AWAL MAWAR YANG BERDURI

Serba-Serbi31 Dilihat

Puisi Esai:
AWAL MAWAR YANG BERDURI
Oleh Denny JA

 

Ia datang dari negeri angin,
tempat kanal menyulam sejarah.

Dibawanya lentera jiwa Karl Marx,
ke tanah yang dijajah luka.

Langit Indonesia adalah kanvas gelap.
Sneevliet melukis nyala merah.

“Bangkitlah, wahai kaum tertindas!”
serunya di pelabuhan dan stasiun,
menemui buruh kereta,
dan petani lahan tandus.

Ia adalah badai yang menyusup di sela batin,
mengajarkan mogok sebagai senjata sunyi,
menciptakan denting besi dalam revolusi.

Di rumah-rumah Sarekat Islam,
ditanamnya benih Marxisme.
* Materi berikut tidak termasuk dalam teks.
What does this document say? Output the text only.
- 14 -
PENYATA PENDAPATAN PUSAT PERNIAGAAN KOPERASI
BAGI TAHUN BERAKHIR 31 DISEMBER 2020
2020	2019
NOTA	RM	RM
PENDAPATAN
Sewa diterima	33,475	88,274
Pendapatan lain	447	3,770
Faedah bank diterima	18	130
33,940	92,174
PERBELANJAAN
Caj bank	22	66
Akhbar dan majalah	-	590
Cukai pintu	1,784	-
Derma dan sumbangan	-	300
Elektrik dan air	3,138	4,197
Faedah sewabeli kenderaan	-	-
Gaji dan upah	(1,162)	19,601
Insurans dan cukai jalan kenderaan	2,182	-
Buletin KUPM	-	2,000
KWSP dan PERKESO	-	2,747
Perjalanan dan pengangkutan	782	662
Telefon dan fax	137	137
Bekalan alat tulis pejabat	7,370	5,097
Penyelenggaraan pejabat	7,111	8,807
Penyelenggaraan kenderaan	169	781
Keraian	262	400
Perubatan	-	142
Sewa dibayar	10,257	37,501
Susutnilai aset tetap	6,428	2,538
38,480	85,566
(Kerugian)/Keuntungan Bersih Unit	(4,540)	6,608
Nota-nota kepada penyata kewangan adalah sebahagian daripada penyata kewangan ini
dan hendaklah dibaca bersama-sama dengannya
Pada Semaoen.
Pada Darsono.
Pada Alimin.

Tiga pemuda ini bukan sekadar nama.
Mereka virus di nadi zaman,
membawa mimpi revolusi yang menjalar,
dari bisik ladang hingga pekik langit malam.
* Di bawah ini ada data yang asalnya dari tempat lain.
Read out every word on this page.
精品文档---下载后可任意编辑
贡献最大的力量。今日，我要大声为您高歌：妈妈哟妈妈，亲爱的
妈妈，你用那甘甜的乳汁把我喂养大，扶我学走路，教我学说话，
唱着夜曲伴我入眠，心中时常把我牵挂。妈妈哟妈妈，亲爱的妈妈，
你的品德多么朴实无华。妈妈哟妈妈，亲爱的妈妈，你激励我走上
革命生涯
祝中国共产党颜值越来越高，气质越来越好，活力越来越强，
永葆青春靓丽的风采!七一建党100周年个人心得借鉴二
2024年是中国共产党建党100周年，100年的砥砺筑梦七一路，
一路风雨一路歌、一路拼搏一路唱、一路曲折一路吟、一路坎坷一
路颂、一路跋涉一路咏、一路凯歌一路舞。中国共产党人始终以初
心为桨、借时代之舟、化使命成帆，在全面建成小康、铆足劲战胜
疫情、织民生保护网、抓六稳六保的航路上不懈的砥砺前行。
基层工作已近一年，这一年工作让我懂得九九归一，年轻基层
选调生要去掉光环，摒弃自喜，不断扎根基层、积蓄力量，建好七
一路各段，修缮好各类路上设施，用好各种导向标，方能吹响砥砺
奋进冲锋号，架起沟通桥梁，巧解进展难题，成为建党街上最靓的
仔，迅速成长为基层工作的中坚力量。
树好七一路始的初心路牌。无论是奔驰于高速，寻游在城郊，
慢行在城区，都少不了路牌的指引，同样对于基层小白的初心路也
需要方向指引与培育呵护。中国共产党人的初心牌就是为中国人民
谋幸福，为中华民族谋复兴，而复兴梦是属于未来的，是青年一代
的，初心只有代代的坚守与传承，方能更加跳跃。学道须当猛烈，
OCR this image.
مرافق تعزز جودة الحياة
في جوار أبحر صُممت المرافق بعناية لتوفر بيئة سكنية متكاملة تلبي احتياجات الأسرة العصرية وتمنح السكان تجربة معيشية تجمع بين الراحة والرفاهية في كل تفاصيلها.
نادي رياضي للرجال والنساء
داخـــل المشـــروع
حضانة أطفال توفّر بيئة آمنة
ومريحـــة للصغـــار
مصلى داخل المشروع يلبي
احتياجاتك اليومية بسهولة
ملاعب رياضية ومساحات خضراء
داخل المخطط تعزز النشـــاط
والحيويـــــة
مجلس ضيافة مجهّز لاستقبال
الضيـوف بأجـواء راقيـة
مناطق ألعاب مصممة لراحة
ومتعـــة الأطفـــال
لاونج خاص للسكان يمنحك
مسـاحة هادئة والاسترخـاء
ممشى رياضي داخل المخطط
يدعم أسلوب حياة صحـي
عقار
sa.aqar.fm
Di balik keringat buruh kereta api,
ia bangun jembatan menuju pemberontakan.

Komunisme adalah api yang ia pelihara.
Menyala dalam hati, merambat ke segala arah.
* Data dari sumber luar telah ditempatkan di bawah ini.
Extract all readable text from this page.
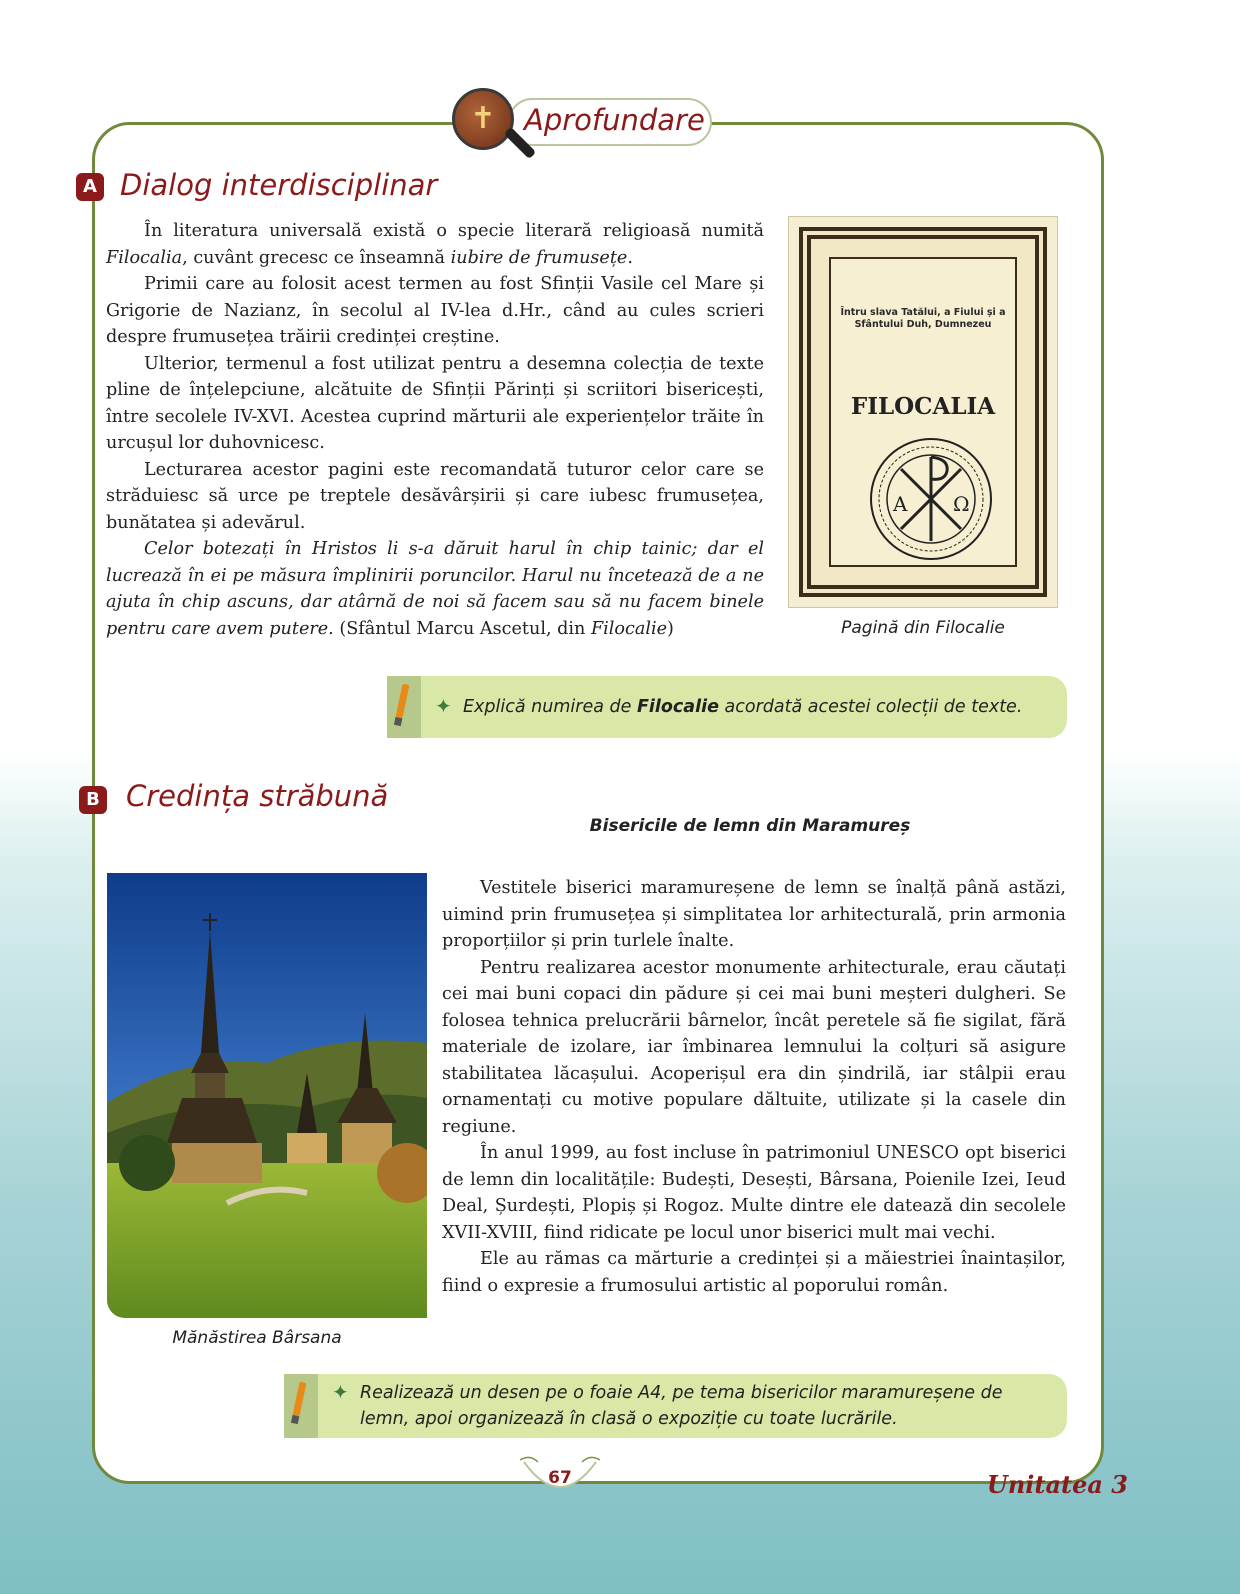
Aprofundare
✝
A Dialog interdisciplinar

În literatura universală există o specie literară religioasă numită Filocalia, cuvânt grecesc ce înseamnă iubire de frumusețe.

Primii care au folosit acest termen au fost Sfinții Vasile cel Mare și Grigorie de Nazianz, în secolul al IV-lea d.Hr., când au cules scrieri despre frumusețea trăirii credinței creștine.

Ulterior, termenul a fost utilizat pentru a desemna colecția de texte pline de înțelepciune, alcătuite de Sfinții Părinți și scriitori bisericești, între secolele IV-XVI. Acestea cuprind mărturii ale experiențelor trăite în urcușul lor duhovnicesc.

Lecturarea acestor pagini este recomandată tuturor celor care se străduiesc să urce pe treptele desăvârșirii și care iubesc frumusețea, bunătatea și adevărul.

Celor botezați în Hristos li s-a dăruit harul în chip tainic; dar el lucrează în ei pe măsura împlinirii poruncilor. Harul nu încetează de a ne ajuta în chip ascuns, dar atârnă de noi să facem sau să nu facem binele pentru care avem putere. (Sfântul Marcu Ascetul, din Filocalie)

Întru slava Tatălui, a Fiului și a Sfântului Duh, Dumnezeu
FILOCALIA
A Ω
Pagină din Filocalie
✦ Explică numirea de Filocalie acordată acestei colecții de texte.
B Credința străbună
Bisericile de lemn din Maramureș
Mănăstirea Bârsana

Vestitele biserici maramureșene de lemn se înalță până astăzi, uimind prin frumusețea și simplitatea lor arhitecturală, prin armonia proporțiilor și prin turlele înalte.

Pentru realizarea acestor monumente arhitecturale, erau căutați cei mai buni copaci din pădure și cei mai buni meșteri dulgheri. Se folosea tehnica prelucrării bârnelor, încât peretele să fie sigilat, fără materiale de izolare, iar îmbinarea lemnului la colțuri să asigure stabilitatea lăcașului. Acoperișul era din șindrilă, iar stâlpii erau ornamentați cu motive populare dăltuite, utilizate și la casele din regiune.

În anul 1999, au fost incluse în patrimoniul UNESCO opt biserici de lemn din localitățile: Budești, Desești, Bârsana, Poienile Izei, Ieud Deal, Șurdești, Plopiș și Rogoz. Multe dintre ele datează din secolele XVII-XVIII, fiind ridicate pe locul unor biserici mult mai vechi.

Ele au rămas ca mărturie a credinței și a măiestriei înaintașilor, fiind o expresie a frumosului artistic al poporului român.

✦ Realizează un desen pe o foaie A4, pe tema bisericilor maramureșene de lemn, apoi organizează în clasă o expoziție cu toate lucrările.
67	Unitatea 3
Dari percikan kecil lahir Partai Komunis Indonesia.
Suaranya bergema, membelah cakrawala:
“Revolusi!”,
sebuah mantra membakar jiwa.

Komunisme adalah mawar yang jatuh di pelukan bumi.

Darahnya menyuburkan benih perlawanan.

Tapi durinya menggores sangat dalam, karena mimpi revolusi meminta kekerasan.

Mawar itu mekar di pangkuan ibu pertiwi,
warnanya merah oleh darah yang ia curi.

Tapi durinya mencabik sawah, hutan, dan rumah,
meninggalkan luka yang membakar, tanpa pernah sembuh.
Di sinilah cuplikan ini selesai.